Flesh of my Flesh

The pastor at my church sends out a monthly email, usually discussing a current event and the way parishioners might address this event. This month’s email included the question: “How does a gay couple getting married undermine heterosexual marriage?”

This is a question I’ve considered a number of times, so I was very interested to hear what a man I truly respect had to say. The pastor said the answer to this question may depend on your belief in one of two worldviews.

If marriage is something given to man by God (see Genesis), he suggested, then gay marriage “strikes at the heart of the meaning of marriage,” which is Biblically defined, in part, as a heteresexual union. If, however, marriage is merely a social construct created by communities to serve certain needs, then “as social conditions change, societies have a right to reconfigure marriage so as to change its very definition.”

However, I believe there is, in fact, a third, more complicated worldview: A view that marriage may be a gift from God, but, the government, by sanctioning and licensing marriage, has created a cultural construct. And by doing this, has also made it necessary to either extend the right of marriage equally (see the Constitution of the United States of America), or acknowledge its ongoing mistake of sanctioning faith-based creations and, instead, begin licensing only civil unions and leave marriage or other faith-based unions, however defined, to the individuals and their chosen religions. (One of these two is probably a lot less complicated than the other.)

Cosbysweater
August 4th, 2004 8:22 am

It should be noted that Missouri voters have endorsed a state constitutional amendment that says marriage should be between only one man and one woman.
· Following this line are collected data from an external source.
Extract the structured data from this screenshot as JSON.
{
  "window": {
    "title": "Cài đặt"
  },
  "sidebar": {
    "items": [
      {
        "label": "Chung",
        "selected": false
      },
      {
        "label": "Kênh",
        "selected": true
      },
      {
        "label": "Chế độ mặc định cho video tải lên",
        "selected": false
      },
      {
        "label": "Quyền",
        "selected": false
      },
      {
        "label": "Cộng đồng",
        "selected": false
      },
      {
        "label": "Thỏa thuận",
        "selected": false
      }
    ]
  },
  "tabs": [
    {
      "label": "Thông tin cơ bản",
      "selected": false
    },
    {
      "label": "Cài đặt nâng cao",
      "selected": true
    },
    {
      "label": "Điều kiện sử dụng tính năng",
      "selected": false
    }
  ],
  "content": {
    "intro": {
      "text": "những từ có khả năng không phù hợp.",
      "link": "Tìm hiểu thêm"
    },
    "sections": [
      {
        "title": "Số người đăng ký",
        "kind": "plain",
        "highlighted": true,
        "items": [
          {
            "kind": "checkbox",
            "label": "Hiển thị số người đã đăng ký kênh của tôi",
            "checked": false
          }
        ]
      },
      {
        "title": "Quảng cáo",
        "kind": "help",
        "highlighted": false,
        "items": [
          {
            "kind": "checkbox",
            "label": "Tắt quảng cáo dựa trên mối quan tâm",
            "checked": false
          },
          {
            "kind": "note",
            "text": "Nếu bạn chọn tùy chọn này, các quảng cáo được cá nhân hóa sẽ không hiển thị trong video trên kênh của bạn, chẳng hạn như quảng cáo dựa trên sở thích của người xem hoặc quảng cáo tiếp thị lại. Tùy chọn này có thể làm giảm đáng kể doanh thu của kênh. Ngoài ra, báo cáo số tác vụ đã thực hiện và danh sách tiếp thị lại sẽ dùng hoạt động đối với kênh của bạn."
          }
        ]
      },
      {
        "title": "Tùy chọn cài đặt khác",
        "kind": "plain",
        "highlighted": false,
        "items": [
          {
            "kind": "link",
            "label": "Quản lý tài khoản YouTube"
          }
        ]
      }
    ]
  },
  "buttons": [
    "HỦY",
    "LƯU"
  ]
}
Louisiana residents will have a similar marriage amendment vote on September 18. Then Arkansas, Georgia, Kentucky, Mississippi, Montana, Oklahoma, Oregon and Utah are to vote on the issue November 2.

Initiatives are pending in Michigan, North Dakota and Ohio.

Alex
August 4th, 2004 10:08 pm

I agree with what you have said. Marriage is a religious ceremony that has been co-opted by the government and the legal system into serving their purposes.

What really makes me wonder is that marriage can be this amalgam of religious and secular while divorce is always solely a secular experience. I think that proves the duality of the institution as it currently exist.

I heard Tom Arnold say that if the government wants to protect the sanctity of marriage that it should make all the homosexuals who want to be married go through a divorce like his and then see who is still interested.